Examples for Cons-Lists

Examples for Cons-Lists


3.2 Cons-Lists in Scala

Here’s an outline of a class hierarchy that represents lists of integers in this fashion:

package week4

trait IntList ...
class Cons(val head: Int, val tail: IntList) extends IntList ...
class Nil extends IntList ...

A list is either

  • an empty list new Nil, or
  • a list new Cons(x, xs) consisting of a head element x and a list xs .

Value Parameters

Note the abbreviation (val head: Int, val tail: IntList) in the definition of Cons .

This defines at the same time parameters and fields of a class.

It is equivalent to:

class Cons(_head: Int, _tail: IntList) extends IntList {
  val head = _head
  val tail = _tail
}

where _head and _tail are otherwise unused names.


Type Parameters

It seems too narrow to define only lists with Int elements.

We’d need another class hierarchy for Double list, and so on, one for each possible element type.

We can generalize the definition using a typing parameter:

package week4

trait List[T]
class Cons[T](val head: T, val tail: List[T]) extends List[T]
class Nil[T] extends List[T]

Type parameters are written in square brackets, e.g. [T].


Complete Definition of List

trait List[T] {
  def isEmpty: Boolean
  def head: T
  def tail: List[T]
}

class Cons[T](val head: T, val tail: List[T]) extends List[T] {
  def isEmpty = false
}

class Nil[T] extends List[T] {
  def isEmpty = true
  def head = throw new NoSuchElementException("Nil.head")
  def tail = throw new NoSuchElementException("Nil.tail")
}

Generic Functions

Like classes, functions can have type parameters.

For instance, here is a function that creates a list consisting of a single element.

def singleton[T](elem: T) = new Cons[T](elem, new Nil[T])

We can then write:

singleton[Int](1)
singleton[Boolean](true)

In fact, the Scala compiler can usually deduce the correct type parameters from the value arguments of a function call.

singleton(1)
singleton(true)

Types and Evaluation

Type parameters do not affect evaluation in Scala.
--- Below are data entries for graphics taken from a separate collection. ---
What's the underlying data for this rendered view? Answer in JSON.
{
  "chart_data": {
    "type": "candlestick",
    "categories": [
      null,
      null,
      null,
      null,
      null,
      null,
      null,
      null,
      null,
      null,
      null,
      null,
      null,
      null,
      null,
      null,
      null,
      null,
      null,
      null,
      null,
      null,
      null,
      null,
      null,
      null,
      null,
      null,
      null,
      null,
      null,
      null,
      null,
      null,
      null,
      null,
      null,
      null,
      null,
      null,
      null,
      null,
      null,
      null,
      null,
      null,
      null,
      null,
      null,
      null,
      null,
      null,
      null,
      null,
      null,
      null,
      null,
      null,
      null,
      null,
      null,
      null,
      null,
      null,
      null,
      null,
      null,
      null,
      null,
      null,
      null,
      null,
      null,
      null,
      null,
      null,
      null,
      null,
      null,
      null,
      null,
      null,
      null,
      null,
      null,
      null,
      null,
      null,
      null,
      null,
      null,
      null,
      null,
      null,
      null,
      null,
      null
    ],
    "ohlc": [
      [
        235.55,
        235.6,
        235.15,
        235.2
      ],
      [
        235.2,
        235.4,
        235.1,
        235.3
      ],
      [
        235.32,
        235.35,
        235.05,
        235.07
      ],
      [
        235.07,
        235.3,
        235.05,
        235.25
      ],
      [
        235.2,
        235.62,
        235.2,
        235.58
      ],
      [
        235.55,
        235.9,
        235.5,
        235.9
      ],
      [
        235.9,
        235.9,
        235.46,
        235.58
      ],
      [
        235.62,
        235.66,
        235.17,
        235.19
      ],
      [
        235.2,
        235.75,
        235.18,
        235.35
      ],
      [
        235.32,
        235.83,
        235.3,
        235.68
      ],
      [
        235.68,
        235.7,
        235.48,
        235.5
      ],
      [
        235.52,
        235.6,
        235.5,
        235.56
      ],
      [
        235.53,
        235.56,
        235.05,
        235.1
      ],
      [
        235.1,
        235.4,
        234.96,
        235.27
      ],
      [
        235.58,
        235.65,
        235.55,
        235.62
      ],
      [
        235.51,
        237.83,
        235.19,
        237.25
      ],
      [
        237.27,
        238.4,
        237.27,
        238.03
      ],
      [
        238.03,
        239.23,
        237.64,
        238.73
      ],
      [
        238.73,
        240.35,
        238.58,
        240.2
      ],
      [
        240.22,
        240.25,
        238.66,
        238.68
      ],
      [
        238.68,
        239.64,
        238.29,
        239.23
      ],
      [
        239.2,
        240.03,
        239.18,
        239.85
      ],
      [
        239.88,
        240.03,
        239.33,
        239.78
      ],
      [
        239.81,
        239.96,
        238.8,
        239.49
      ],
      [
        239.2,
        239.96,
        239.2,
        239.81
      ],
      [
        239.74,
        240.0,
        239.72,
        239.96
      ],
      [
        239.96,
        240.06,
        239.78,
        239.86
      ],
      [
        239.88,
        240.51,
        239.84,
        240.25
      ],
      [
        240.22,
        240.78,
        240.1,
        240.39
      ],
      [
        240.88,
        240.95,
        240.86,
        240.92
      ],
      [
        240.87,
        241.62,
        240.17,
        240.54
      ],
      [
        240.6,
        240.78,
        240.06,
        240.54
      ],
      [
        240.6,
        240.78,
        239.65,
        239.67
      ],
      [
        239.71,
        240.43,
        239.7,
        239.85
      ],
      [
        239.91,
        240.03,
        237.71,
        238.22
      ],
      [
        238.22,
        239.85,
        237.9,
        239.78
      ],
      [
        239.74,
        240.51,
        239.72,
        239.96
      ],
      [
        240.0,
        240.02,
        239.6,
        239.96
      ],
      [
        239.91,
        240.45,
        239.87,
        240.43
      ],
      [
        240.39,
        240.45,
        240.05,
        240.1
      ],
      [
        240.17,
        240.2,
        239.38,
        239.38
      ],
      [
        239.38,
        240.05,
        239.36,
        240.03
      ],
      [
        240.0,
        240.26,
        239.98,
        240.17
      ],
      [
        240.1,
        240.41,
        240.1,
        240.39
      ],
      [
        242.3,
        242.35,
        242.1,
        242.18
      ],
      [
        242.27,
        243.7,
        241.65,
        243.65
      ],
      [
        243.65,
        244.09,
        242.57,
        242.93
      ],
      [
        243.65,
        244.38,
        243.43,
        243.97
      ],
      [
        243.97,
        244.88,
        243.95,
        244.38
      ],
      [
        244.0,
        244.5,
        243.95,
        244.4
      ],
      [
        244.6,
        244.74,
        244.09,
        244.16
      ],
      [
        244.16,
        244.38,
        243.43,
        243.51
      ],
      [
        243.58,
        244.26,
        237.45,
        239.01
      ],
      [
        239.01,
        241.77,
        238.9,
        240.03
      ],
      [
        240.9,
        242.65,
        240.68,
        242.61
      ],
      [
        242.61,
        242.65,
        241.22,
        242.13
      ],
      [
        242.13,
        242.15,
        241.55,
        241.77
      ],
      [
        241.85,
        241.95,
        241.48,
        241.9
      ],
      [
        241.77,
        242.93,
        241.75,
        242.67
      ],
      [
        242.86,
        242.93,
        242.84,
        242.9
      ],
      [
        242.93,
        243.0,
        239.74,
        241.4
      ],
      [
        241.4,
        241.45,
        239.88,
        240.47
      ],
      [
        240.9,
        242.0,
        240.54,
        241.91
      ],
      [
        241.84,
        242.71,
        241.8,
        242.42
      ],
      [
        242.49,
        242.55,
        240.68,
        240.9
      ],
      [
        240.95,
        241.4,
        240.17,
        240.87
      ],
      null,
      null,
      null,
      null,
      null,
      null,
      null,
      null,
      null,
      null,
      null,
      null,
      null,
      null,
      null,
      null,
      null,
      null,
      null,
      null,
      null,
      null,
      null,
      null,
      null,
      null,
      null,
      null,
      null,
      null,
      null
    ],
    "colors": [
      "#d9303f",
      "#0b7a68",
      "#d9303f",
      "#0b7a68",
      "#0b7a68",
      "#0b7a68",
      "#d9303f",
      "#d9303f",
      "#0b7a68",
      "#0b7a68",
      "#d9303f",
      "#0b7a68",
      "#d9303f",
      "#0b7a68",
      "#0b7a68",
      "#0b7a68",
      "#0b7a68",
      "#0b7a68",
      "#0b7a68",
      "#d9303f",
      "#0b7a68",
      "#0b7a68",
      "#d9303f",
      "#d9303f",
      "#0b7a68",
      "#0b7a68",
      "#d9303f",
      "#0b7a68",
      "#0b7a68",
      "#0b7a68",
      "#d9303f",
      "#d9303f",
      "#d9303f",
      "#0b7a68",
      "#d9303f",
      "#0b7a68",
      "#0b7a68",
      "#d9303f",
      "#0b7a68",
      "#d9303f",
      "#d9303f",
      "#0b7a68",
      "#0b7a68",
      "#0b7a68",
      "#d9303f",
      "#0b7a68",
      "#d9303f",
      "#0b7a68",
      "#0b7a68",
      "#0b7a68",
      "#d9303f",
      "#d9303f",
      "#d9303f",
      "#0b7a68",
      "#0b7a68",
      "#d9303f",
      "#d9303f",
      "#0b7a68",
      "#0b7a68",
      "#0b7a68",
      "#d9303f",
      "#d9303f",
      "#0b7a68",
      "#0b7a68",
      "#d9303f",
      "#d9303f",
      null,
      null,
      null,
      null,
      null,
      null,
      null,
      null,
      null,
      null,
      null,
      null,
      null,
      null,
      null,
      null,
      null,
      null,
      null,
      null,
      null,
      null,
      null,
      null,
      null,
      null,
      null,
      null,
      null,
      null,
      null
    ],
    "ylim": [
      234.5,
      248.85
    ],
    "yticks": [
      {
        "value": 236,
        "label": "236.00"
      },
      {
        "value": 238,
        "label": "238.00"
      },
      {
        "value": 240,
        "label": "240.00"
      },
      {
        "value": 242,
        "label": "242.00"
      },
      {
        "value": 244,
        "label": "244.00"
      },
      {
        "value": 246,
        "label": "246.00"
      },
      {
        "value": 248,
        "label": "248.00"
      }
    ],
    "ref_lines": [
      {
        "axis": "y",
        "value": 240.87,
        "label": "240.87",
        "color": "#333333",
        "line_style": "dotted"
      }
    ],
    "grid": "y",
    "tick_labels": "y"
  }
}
We can assume that all type parameters and type arguments are removed before evaluating the program.

This is also called type erasure.

Languages that use type erasure include Java, Scala, Haskell, ML, OCaml.

Some other languages keeps the type parameters around at run time, these include C++, C#, F#.


Polymorphism

Polymorphism means that a function type comes “in many forms”.

In programming it means that

  • the function can be applied to arguments of many types, or
  • the type can have instances of many types

We have seen two principal forms of polymorphism:

  • subtyping: instances of a subclass can be passed to a base class
  • generics: instances of a function or class are created by type parameterization.

Exercise

Wirte a function nth that takes an integer n and a list and selects the n’th element of the list.

Elements are numbered from 0.

If index is outside the range from 0 up the length of the list minus one, a IndexOutOfBoundsException should be thrown.

package week4

trait List[T] {
  def isEmpty: Boolean
  def head: T
  def tail: List[T]
}

class Cons[T](val head: T, val tail: List[T]) extends List[T] {
  def isEmpty = false
}

class Nil[T] extends List[T] {
  def isEmpty = true
  def head = throw new NoSuchElementException("Nil.head")
  def tail = throw new NoSuchElementException("Nil.tail")
}
import week4._

def nth[T](n: Int, xs: List[T]): T =
  if (xs.isEmpty) throw new IndexOutOfBoundsException 
  else if (n == 0) xs.head
  else nth(n - 1, xs.tail)

val list = new Cons(1, new Cons(2, new Cons(3, new Nil)))

nth(2, list)